Now that the Quadro K5000 for Mac has finally shipped, we wanted put it through its paces. Our friends at NVIDIA kindly agreed to lend us one to test, so we broke out our Mac Pro, upgraded it to OS X 10.8.3 to get the latest GPU drivers (you’ll need to do this too if you want to use the card) and cracked on.
We decided to test the K5000 against the Quadro 4000, as these two cards represent the only professional grade NVIDIA GPUs available for the Mac Pro, so we thought it would be a nice illustration of how the GPU power available to the Mac Pro has progressed. We were hoping that the K5000 would be faster across the board, as on paper it’s a far more powerful card.
We chose a range of tests designed to represent a cross-section of the GPU-centric media and entertainment workflows the K5000 has the potential to accelerate. All of our benchmarks were run on a clean copy of OS X 10.8.3 and repeated three times – we’re quoting the average score below.
Davinci Resolve 9
Firstly we tested Blackmagic Design DaVinci Resolve 9.1.1. Resolve is a colour grading application that makes heavy use of CUDA acceleration for both transcoding and colour grading. Our (relatively simple) test involved transcoding a 2K DPX sequence into a 1920 x 1080 ProRes 422 Proxy file. So as not to cause a bottleneck that would skew the cards’ performance downward, the files were read/written to very fast storage.
Here the Quadro 4000 averaged 37fps transcoding speed and the K5000 averaged 53fps, which means that the K5000 offers roughly 40% more performance than the Quadro 4000 for this workflow. As almost all of Resolve is CUDA accelerated, this performance gain should translate to an overall increase in speed across DaVinci Resolve.
Adobe After Effects CS6
The next test used Adobe After Effects CS6. AE CS6 includes a new ray traced render engine, which is fully CUDA accelerated. This render engine allows very realistic rendering of things like shadows, reflections and glossy materials, and we planned to time how long it took each card to render a test scene setup.
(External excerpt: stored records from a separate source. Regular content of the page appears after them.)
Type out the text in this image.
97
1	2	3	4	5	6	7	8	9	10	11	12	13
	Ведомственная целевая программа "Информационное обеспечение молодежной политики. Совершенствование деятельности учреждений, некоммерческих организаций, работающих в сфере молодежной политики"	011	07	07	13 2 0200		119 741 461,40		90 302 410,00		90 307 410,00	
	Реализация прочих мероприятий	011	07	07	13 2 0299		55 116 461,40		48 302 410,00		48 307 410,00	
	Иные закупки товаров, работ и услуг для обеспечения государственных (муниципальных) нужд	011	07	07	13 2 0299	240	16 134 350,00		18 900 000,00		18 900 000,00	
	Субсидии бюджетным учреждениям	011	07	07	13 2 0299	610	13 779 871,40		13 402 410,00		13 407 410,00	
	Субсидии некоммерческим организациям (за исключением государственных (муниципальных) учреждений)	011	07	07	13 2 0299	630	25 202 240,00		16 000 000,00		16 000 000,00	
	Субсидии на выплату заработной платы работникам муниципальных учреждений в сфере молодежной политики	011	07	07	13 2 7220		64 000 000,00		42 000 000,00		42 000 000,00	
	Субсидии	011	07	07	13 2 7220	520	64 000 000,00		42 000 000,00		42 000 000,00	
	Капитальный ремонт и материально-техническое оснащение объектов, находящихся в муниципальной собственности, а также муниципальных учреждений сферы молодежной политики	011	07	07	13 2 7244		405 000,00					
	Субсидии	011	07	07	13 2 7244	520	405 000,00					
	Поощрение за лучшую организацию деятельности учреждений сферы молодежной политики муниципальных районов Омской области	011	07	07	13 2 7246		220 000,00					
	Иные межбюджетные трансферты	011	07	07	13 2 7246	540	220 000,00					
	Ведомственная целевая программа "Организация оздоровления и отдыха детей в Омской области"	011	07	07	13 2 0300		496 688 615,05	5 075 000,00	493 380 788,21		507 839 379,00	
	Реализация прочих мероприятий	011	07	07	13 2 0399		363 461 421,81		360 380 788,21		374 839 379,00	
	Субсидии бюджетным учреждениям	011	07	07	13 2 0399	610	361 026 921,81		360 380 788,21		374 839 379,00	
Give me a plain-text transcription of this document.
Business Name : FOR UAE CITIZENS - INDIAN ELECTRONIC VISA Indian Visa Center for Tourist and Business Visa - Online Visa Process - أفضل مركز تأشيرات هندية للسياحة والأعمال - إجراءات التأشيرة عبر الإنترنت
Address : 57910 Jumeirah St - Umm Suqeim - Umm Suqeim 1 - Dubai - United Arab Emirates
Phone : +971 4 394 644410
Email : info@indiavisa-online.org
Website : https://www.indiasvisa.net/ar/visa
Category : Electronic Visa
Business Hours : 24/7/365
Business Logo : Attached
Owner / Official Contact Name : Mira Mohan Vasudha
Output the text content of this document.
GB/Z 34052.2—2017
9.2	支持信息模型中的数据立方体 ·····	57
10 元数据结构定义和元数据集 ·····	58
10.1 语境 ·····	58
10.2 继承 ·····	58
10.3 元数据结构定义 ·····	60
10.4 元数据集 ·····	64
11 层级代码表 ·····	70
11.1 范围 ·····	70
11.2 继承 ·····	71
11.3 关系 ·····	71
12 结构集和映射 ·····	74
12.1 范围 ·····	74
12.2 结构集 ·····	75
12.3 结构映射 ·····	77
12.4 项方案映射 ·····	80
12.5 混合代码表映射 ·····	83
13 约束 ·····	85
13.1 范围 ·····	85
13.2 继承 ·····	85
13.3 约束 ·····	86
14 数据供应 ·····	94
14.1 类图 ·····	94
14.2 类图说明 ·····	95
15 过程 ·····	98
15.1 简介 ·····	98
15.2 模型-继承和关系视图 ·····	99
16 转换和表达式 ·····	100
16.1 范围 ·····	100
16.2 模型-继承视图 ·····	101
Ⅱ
The K5000 managed the render in 10 minutes and 5 seconds with the Quadro 4000 clocking 18 minutes and 3 seconds, making the K5000 almost twice as fast as the Quadro 4000 – again, a great upgrade for this workflow.
We used a benchmark called FurMark, which tests a card’s ability to draw complex 3D images on to the screen. Higher performance in this benchmark indicates that the card will be able to handle more complex geometry inside the viewport in apps like Maya or C4D, meaning a smoother editing experience with complex scenes.
The Quadro 4000 managed 24 frames per second and the K5000 managed 54 FPS. (To give some perspective we also ran this test on the Radeon 5770 that shipped with our Mac Pro and it scored 31 FPS.) Again, this indicates that the K5000 is over twice as powerful as the Quadro 4000 when it comes to manipulating geometry in the viewport of a 3D application.
Much as we love it, the Quadro 4000 is getting a little long in the tooth and the K5000 looks to be a solid upgrade performance-wise. The Quadro K5000 is in fact the most powerful officially supported CUDA GPU available for a Mac Pro – and as CUDA will not run on the Radeon cards that most Mac Pros ship with, it’s an essential upgrade for anyone who needs CUDA acceleration in their application.
The K5000 also offers significantly better OpenGL performance than the Radeon cards that ship with Mac Pros as standard, so is a solid upgrade for anyone doing complex 3D modelling or animation.